The Canadian banks are very exposed to the housing market. However, if the front end of interest rates come down while the long end stays high, that's a net tailwind for banks. Lifecos are slightly better bet, based on valuations.

COMMENT

It's more about narrative and momentum that's driving share prices now, because there's much more algorithmic trading and more retail investors. So, market are growing more detached from fundamentals for longer. It's riskier, so pick your spots. Retails investors look at headlines, rather than ROI. Problem is, that creates bubbles.

COMMENT
Markets -- FOMO all over again?

When markets are at all-time highs, sometimes it's justified and sometimes it's speculation. He'd argue that right now there's an element of speculative excitement, as well as real fundamental earnings growth.

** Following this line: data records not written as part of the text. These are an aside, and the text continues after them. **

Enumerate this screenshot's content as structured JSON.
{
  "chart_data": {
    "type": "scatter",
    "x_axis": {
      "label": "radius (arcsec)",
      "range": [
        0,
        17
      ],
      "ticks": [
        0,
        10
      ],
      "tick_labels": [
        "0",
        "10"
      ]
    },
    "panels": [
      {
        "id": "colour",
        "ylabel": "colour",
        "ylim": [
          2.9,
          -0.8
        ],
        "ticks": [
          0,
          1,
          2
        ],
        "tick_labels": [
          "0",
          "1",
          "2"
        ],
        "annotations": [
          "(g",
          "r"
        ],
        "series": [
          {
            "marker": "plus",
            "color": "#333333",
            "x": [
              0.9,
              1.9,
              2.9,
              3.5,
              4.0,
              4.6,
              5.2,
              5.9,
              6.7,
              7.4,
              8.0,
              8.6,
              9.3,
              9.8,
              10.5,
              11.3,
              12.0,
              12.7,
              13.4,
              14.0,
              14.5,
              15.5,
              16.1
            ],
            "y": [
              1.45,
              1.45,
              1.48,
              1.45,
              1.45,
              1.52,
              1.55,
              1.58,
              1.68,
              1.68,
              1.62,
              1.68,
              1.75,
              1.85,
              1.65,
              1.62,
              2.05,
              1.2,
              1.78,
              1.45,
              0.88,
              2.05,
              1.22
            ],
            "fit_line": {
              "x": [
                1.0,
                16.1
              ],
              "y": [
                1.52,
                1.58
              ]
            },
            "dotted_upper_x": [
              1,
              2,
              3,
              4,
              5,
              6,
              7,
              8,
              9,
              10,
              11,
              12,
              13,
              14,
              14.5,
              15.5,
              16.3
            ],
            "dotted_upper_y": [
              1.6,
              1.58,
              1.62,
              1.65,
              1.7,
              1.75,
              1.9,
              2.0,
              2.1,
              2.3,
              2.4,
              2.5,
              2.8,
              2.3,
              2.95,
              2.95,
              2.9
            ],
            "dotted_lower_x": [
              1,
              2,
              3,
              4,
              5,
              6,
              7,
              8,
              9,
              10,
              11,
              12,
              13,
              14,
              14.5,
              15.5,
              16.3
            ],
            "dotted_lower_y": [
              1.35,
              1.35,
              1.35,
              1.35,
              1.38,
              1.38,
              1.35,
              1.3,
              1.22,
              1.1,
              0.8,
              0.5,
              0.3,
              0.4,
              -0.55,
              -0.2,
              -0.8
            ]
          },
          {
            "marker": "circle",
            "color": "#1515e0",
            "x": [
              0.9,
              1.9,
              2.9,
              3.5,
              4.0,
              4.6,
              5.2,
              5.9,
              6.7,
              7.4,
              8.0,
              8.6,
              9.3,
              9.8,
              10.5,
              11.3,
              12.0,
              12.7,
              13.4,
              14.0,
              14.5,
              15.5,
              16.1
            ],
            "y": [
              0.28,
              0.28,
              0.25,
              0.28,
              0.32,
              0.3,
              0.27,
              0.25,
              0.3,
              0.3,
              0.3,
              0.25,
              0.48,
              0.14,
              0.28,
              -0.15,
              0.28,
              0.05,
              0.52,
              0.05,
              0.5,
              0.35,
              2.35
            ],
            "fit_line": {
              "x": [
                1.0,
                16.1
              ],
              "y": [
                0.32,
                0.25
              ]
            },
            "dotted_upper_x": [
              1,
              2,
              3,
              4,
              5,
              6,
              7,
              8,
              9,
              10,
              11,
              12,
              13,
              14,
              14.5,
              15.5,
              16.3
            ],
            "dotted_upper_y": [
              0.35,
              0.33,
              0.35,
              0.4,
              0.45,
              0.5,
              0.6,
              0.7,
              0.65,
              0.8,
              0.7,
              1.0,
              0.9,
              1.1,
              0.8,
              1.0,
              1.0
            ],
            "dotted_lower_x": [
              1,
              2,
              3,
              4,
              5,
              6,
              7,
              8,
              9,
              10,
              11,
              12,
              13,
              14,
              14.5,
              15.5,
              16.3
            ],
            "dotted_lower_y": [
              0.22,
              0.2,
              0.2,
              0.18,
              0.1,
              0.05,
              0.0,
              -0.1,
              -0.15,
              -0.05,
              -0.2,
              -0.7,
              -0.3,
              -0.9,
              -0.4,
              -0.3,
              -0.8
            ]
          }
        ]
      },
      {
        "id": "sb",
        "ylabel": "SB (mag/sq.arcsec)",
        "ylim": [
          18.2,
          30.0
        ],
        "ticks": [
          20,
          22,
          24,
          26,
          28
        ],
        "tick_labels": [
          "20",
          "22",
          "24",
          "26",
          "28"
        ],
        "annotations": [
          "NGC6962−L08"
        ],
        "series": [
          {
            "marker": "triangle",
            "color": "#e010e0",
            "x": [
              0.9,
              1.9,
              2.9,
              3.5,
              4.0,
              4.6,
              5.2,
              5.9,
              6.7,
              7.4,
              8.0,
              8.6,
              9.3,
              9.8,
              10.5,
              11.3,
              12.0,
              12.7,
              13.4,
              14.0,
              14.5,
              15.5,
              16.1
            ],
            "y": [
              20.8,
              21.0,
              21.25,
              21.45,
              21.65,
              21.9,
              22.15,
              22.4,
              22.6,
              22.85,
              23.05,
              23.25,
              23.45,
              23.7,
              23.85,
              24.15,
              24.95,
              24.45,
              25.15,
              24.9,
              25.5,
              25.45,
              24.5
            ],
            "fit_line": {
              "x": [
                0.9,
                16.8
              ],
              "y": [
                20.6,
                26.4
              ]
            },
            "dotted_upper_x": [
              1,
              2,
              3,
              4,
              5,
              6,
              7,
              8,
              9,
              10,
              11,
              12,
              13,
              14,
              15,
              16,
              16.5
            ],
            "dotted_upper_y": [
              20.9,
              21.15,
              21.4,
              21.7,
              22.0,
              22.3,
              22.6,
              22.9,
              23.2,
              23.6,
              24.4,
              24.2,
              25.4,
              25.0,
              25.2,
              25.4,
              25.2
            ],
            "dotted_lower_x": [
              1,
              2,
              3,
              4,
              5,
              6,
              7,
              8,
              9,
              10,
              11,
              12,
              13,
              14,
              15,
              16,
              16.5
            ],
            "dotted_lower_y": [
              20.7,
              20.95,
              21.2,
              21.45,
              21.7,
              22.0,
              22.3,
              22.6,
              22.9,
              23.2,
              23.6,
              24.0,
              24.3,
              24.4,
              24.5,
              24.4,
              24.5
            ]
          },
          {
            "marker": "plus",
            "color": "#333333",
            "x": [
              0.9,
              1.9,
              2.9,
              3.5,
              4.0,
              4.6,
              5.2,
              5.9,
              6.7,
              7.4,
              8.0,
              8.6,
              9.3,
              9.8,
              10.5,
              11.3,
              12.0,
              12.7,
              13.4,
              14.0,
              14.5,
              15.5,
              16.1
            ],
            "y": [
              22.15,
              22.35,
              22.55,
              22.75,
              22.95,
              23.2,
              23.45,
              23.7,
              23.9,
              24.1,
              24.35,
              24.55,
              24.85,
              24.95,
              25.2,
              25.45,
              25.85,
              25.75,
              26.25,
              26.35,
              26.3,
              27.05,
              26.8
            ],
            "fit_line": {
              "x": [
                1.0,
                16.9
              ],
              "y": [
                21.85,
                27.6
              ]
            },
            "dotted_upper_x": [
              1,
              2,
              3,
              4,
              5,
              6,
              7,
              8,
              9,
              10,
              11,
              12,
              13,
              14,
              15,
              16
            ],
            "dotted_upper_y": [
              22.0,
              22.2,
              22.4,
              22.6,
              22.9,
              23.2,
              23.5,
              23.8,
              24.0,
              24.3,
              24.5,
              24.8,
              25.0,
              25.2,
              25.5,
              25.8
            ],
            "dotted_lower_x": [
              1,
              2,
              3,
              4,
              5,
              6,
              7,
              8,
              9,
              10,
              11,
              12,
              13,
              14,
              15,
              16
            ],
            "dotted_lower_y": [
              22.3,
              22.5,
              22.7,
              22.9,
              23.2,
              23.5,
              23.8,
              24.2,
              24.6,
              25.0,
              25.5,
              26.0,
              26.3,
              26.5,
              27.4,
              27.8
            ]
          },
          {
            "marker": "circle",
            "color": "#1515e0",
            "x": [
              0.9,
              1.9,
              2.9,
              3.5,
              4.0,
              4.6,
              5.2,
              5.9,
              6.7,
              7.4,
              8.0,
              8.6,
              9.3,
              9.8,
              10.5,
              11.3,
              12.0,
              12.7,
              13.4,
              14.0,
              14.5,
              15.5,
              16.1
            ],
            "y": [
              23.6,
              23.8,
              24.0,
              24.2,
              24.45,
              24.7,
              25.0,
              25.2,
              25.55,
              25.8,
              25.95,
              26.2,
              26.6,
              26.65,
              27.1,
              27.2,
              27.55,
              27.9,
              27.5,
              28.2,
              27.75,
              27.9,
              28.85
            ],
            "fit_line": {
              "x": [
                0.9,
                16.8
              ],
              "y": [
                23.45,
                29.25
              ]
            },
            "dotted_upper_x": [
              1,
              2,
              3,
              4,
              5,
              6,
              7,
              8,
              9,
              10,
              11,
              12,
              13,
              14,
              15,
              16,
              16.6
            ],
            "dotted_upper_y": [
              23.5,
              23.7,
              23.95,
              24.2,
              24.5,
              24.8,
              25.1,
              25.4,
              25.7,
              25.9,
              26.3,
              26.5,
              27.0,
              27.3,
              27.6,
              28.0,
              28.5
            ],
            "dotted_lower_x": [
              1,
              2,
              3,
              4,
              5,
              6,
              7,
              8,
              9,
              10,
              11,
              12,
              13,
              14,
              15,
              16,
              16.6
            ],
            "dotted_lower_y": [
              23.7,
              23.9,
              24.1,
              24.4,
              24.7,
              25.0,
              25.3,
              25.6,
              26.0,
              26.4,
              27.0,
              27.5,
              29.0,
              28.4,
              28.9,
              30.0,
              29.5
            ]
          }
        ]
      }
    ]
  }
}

But we have this massive, diverging economy between the haves and the have-nots. And it's evident in a lot of places.

COMMENT
Higher energy prices.

His belief (not the majority view) is that there's no way we come out of this with the IRGC governing Iran. He can't imagine any scenario where they're OK giving up their nuclear ambitions and walking away. It'll get a lot worse before it gets better.

But, contrary to his views, the market thinks there's a deal coming any day now.